BlackBerry is quite late to that party, however – it took years to finally develop an iPhone/Android fighter, and even now the company seems somehow skeptical that touchscreen phones are all-that, so it’s little surprise that it’s behind the competition. Tablets, however, are a different story. Today we’re going to be looking at the BlackBerry PlayBook, which has actually joined the tablet crowd quite early. In my opinion, it’s the fourth credible tablet to hit the market, the other three being the iPad/2, the Xoom and the Galaxy Tab. Does it present something new to this small group, or does it falter like BlackBerry’s touchscreen phones?

Continue reading to get our full review of the new Blackberry Playbook tablet!

Unlike the Xoom and the Galaxy Tab – as well as every other Honeycomb based tablet promised to arrive by the end of the year – the Playbook doesn’t rely on Nvidia’s Tegra 2. Instead, it uses a 1 GHz dual-core A9 processor, which carries with it PowerVR SGX540 graphics. On paper, these are impressive specifications, as they roughly match those of the iPad 2, which is currently the quickest tablet on the market.
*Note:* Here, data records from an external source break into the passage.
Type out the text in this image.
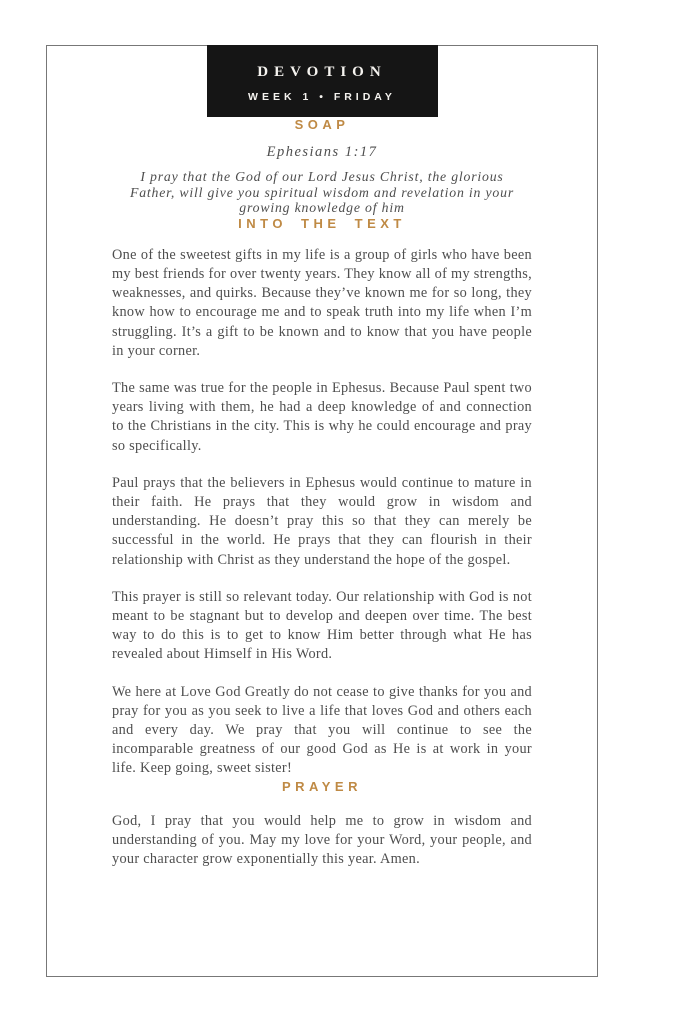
DEVOTION
WEEK 1 • FRIDAY
SOAP
Ephesians 1:17
I pray that the God of our Lord Jesus Christ, the glorious Father, will give you spiritual wisdom and revelation in your growing knowledge of him
INTO THE TEXT

One of the sweetest gifts in my life is a group of girls who have been my best friends for over twenty years. They know all of my strengths, weaknesses, and quirks. Because they’ve known me for so long, they know how to encourage me and to speak truth into my life when I’m struggling. It’s a gift to be known and to know that you have people in your corner.

The same was true for the people in Ephesus. Because Paul spent two years living with them, he had a deep knowledge of and connection to the Christians in the city. This is why he could encourage and pray so specifically.

Paul prays that the believers in Ephesus would continue to mature in their faith. He prays that they would grow in wisdom and understanding. He doesn’t pray this so that they can merely be successful in the world. He prays that they can flourish in their relationship with Christ as they understand the hope of the gospel.

This prayer is still so relevant today. Our relationship with God is not meant to be stagnant but to develop and deepen over time. The best way to do this is to get to know Him better through what He has revealed about Himself in His Word.

We here at Love God Greatly do not cease to give thanks for you and pray for you as you seek to live a life that loves God and others each and every day. We pray that you will continue to see the incomparable greatness of our good God as He is at work in your life. Keep going, sweet sister!

PRAYER

God, I pray that you would help me to grow in wisdom and understanding of you. May my love for your Word, your people, and your character grow exponentially this year. Amen.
The PlayBook also distinguishes itself from most Android competitors, and also Apple’s champion, with its size. This BlackBerry gets by with a 7” display, which results in a correspondingly small chassis. But does this feel right in-hand?

Design and Ergonomics

Sleek, rounded corners and attractive rear covers are par for the course in this segment, yet this entry makes no such accommodations for aesthetics. The rear is made entirely of matte black plastic, and the edges of the device are only slightly rounded. Placed on a table with its display down, this tablet looks like nothing more than a BlackBerry branded slab of plastic. That’s not entirely an insult, however, as the matte surfaces are easy to keep clean and the texture of the plastic provides a firm grip on the device.

This grip is enhanced by the size of this tablet. At about seven and a half inches wide and five inches tall, this is not a large tablet by any measure, and it’s easy to handle as a result. The tablet can be palmed by stretching a hand across its narrowest dimension and picking it up, something I can’t easily accomplish with an iPad or Xoom. Holding the tablet with a single hand is comfortable, and not just because of the light weight. The small size increases the control your hand has over the device, and makes it less likely that you’ll find yourself struggling to keep the tablet upright because of a moment of poor hand balance.

Speaking of control, there’s plenty of it in the form of buttons and ports. Along the top of the tablet you’ll find a power button along with volume buttons and a play/pause button, which can be used as a hardware control for audio or video content playing on the device. There’s a headphone jack along the top of the device, while on the bottom there is a row of ports including microHDMI, microUSB and a set of charging contacts.

From an ergonomic perspective, there’s little to complain about. The light weight and small size makes this device easy to handle. The buttons have good feel and the ports are well placed, although I’d prefer if the headphone jack was on the top right side of the tablet instead of its current location.